Ming-liang Tsai declares his intent immediately with a low-angled shot peering down a dark alley, toward the movie theatre’s exterior, as rain patters the cement. A figure hurries past, dodging puddles, and enters the theater. The camera, though, does not follow him nor immediately cut to an interior shot. No, Tsai holds the shot as-is, inundating us in the rhythm of the raindrops, advising that here, in “Goodbye, Dragon Inn”, the camera will hang on longer than we might be conditioned to expect. Yes, “Goodbye, Dragon Inn” is about the closure – or, temporary closure – of this movie theatre, but it does not explore this in narrative terms. There is no narrative. It is a movie told through images, the framing of them, the editing of them, the choice of where to look and where not to look. It might not be casually inviting you in, as a more mainstream movie might do, but asking you to surrender yourself to it anyway, the overriding purpose of any movie, really, arthouse, mainstream, or otherwise, which is the magic of the movies.

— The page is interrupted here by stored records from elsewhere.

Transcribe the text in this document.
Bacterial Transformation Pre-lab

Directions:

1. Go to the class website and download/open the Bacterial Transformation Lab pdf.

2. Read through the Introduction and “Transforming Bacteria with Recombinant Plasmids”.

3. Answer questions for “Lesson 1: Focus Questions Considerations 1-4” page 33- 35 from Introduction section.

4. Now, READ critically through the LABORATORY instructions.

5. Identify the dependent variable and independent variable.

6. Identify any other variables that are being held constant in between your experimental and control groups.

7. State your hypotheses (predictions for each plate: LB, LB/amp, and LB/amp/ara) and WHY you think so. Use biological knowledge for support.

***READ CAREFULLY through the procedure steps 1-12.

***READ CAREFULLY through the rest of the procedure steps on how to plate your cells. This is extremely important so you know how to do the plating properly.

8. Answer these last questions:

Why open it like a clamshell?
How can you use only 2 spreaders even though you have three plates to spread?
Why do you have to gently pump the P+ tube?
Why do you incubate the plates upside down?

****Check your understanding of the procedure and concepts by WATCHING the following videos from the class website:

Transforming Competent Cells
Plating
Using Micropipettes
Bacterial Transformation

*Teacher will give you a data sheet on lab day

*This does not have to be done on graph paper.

The opening image of “Goodbye, Dragon Inn” is of the theatre’s movie screen, right down front and up close, close enough that we are both aware of the boundary between fiction and reality and how near we are to that boundary dissolving. The next shot is a wide one, of the crowd watching the movie, delineating that boundary more clearly while also summarizing cinema as a communal experience. The third shot is from behind a curtain peering out at the screen, evoking a point-of-view though whose point-of-view we do not know. Perhaps it’s the cashier (Chen Shiang-chyi) we eventually meet; perhaps it’s the Japanese tourist (Mitamura Kiyonobu) who enters the theatre as the movie starts; perhaps it’s the usherette in Edward Hopper’s 1939 painting New York Movie. I mean, why not? We eventually learn the theater is haunted, so why can’t the usherette be permeating this place too? If some have compared that Usherette to the disinterested barmaid in A Bar at the Folies-Bergere, in his book “The Whole Equation”, my man David Thomson sees this woman in a more absolute light, either standing in a paradise or a prison.

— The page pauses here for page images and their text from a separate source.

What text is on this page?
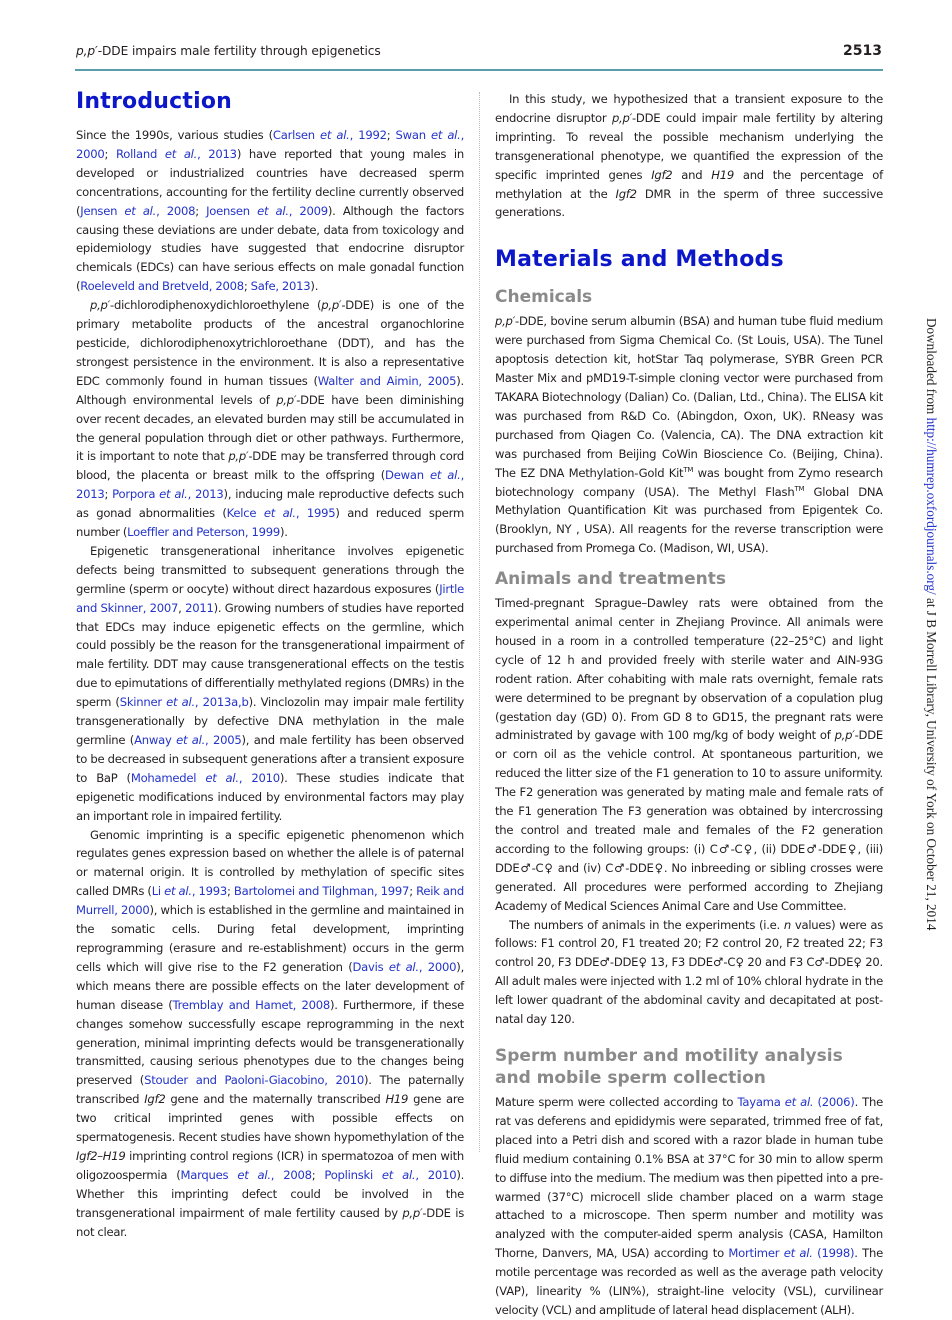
p,p′-DDE impairs male fertility through epigenetics	2513
Introduction

Since the 1990s, various studies (Carlsen et al., 1992; Swan et al., 2000; Rolland et al., 2013) have reported that young males in developed or industrialized countries have decreased sperm concentrations, accounting for the fertility decline currently observed (Jensen et al., 2008; Joensen et al., 2009). Although the factors causing these deviations are under debate, data from toxicology and epidemiology studies have suggested that endocrine disruptor chemicals (EDCs) can have serious effects on male gonadal function (Roeleveld and Bretveld, 2008; Safe, 2013).

p,p′-dichlorodiphenoxydichloroethylene (p,p′-DDE) is one of the primary metabolite products of the ancestral organochlorine pesticide, dichlorodiphenoxytrichloroethane (DDT), and has the strongest persistence in the environment. It is also a representative EDC commonly found in human tissues (Walter and Aimin, 2005). Although environmental levels of p,p′-DDE have been diminishing over recent decades, an elevated burden may still be accumulated in the general population through diet or other pathways. Furthermore, it is important to note that p,p′-DDE may be transferred through cord blood, the placenta or breast milk to the offspring (Dewan et al., 2013; Porpora et al., 2013), inducing male reproductive defects such as gonad abnormalities (Kelce et al., 1995) and reduced sperm number (Loeffler and Peterson, 1999).

Epigenetic transgenerational inheritance involves epigenetic defects being transmitted to subsequent generations through the germline (sperm or oocyte) without direct hazardous exposures (Jirtle and Skinner, 2007, 2011). Growing numbers of studies have reported that EDCs may induce epigenetic effects on the germline, which could possibly be the reason for the transgenerational impairment of male fertility. DDT may cause transgenerational effects on the testis due to epimutations of differentially methylated regions (DMRs) in the sperm (Skinner et al., 2013a,b). Vinclozolin may impair male fertility transgenerationally by defective DNA methylation in the male germline (Anway et al., 2005), and male fertility has been observed to be decreased in subsequent generations after a transient exposure to BaP (Mohamedel et al., 2010). These studies indicate that epigenetic modifications induced by environmental factors may play an important role in impaired fertility.

Genomic imprinting is a specific epigenetic phenomenon which regulates genes expression based on whether the allele is of paternal or maternal origin. It is controlled by methylation of specific sites called DMRs (Li et al., 1993; Bartolomei and Tilghman, 1997; Reik and Murrell, 2000), which is established in the germline and maintained in the somatic cells. During fetal development, imprinting reprogramming (erasure and re-establishment) occurs in the germ cells which will give rise to the F2 generation (Davis et al., 2000), which means there are possible effects on the later development of human disease (Tremblay and Hamet, 2008). Furthermore, if these changes somehow successfully escape reprogramming in the next generation, minimal imprinting defects would be transgenerationally transmitted, causing serious phenotypes due to the changes being preserved (Stouder and Paoloni-Giacobino, 2010). The paternally transcribed Igf2 gene and the maternally transcribed H19 gene are two critical imprinted genes with possible effects on spermatogenesis. Recent studies have shown hypomethylation of the Igf2–H19 imprinting control regions (ICR) in spermatozoa of men with oligozoospermia (Marques et al., 2008; Poplinski et al., 2010). Whether this imprinting defect could be involved in the transgenerational impairment of male fertility caused by p,p′-DDE is not clear.

In this study, we hypothesized that a transient exposure to the endocrine disruptor p,p′-DDE could impair male fertility by altering imprinting. To reveal the possible mechanism underlying the transgenerational phenotype, we quantified the expression of the specific imprinted genes Igf2 and H19 and the percentage of methylation at the Igf2 DMR in the sperm of three successive generations.

Materials and Methods
Chemicals

p,p′-DDE, bovine serum albumin (BSA) and human tube fluid medium were purchased from Sigma Chemical Co. (St Louis, USA). The Tunel apoptosis detection kit, hotStar Taq polymerase, SYBR Green PCR Master Mix and pMD19-T-simple cloning vector were purchased from TAKARA Biotechnology (Dalian) Co. (Dalian, Ltd., China). The ELISA kit was purchased from R&D Co. (Abingdon, Oxon, UK). RNeasy was purchased from Qiagen Co. (Valencia, CA). The DNA extraction kit was purchased from Beijing CoWin Bioscience Co. (Beijing, China). The EZ DNA Methylation-Gold Kit™ was bought from Zymo research biotechnology company (USA). The Methyl Flash™ Global DNA Methylation Quantification Kit was purchased from Epigentek Co. (Brooklyn, NY , USA). All reagents for the reverse transcription were purchased from Promega Co. (Madison, WI, USA).

Animals and treatments

Timed-pregnant Sprague–Dawley rats were obtained from the experimental animal center in Zhejiang Province. All animals were housed in a room in a controlled temperature (22–25°C) and light cycle of 12 h and provided freely with sterile water and AIN-93G rodent ration. After cohabiting with male rats overnight, female rats were determined to be pregnant by observation of a copulation plug (gestation day (GD) 0). From GD 8 to GD15, the pregnant rats were administrated by gavage with 100 mg/kg of body weight of p,p′-DDE or corn oil as the vehicle control. At spontaneous parturition, we reduced the litter size of the F1 generation to 10 to assure uniformity. The F2 generation was generated by mating male and female rats of the F1 generation The F3 generation was obtained by intercrossing the control and treated male and females of the F2 generation according to the following groups: (i) C♂-C♀, (ii) DDE♂-DDE♀, (iii) DDE♂-C♀ and (iv) C♂-DDE♀. No inbreeding or sibling crosses were generated. All procedures were performed according to Zhejiang Academy of Medical Sciences Animal Care and Use Committee.

The numbers of animals in the experiments (i.e. n values) were as follows: F1 control 20, F1 treated 20; F2 control 20, F2 treated 22; F3 control 20, F3 DDE♂-DDE♀ 13, F3 DDE♂-C♀ 20 and F3 C♂-DDE♀ 20. All adult males were injected with 1.2 ml of 10% chloral hydrate in the left lower quadrant of the abdominal cavity and decapitated at post-natal day 120.

Sperm number and motility analysis and mobile sperm collection

Mature sperm were collected according to Tayama et al. (2006). The rat vas deferens and epididymis were separated, trimmed free of fat, placed into a Petri dish and scored with a razor blade in human tube fluid medium containing 0.1% BSA at 37°C for 30 min to allow sperm to diffuse into the medium. The medium was then pipetted into a pre-warmed (37°C) microcell slide chamber placed on a warm stage attached to a microscope. Then sperm number and motility was analyzed with the computer-aided sperm analysis (CASA, Hamilton Thorne, Danvers, MA, USA) according to Mortimer et al. (1998). The motile percentage was recorded as well as the average path velocity (VAP), linearity % (LIN%), straight-line velocity (VSL), curvilinear velocity (VCL) and amplitude of lateral head displacement (ALH).

Downloaded from http://humrep.oxfordjournals.org/ at J B Morrell Library, University of York on October 21, 2014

“Goodbye, Dragon Inn” feels a little less like a cinema paradise and a little more like a prison, both isolating and aggravating. When the cashier is on screen, Tsai emphasizes her loneliness, tromping with a leg brace that echoes down empty hallways, leaving a steamed bun as a romantic invitation for the projectionist who refuses to appear. When the Japanese tourist is on screen, Tsai comically exaggerates the everyday annoyances of moviegoing in how the character is haunted by ghosts of rude movie theatre patrons past even as his gradually self-evident unsuccessful cruising aspirations underline his lonesomeness too. Two men, meanwhile, watching the martial arts movie on the screen, 1967’s “Dragon Inn”, we realize are in the movie itself, meeting in the lobby afterwards, more melancholy than mirthful, remarking it has been a long time since they have gone to see a movie, seeming to suggest a dreary future where art is inconsequential except to the few who make it. 


We never get a full look at the theatre until after “Dragon Inn” concludes, those stark white lights jarring you out of the dreamworld, making me think about modern theatres and their predilection for immediately transitioning to in-theater music when a show ends, almost as if being made to sit there in silence with nothing but your thoughts is too grave to bear. But there is no in-house music in “Goodbye, Dragon Inn”, just the sound of the cashier’s leg brace and dustpan as she goes up and down the aisles and through the rows, sweeping up what mess there is. It feels as if she has been stranded in the vastness and silence of the universe, the movie theatre offering no refuge at all.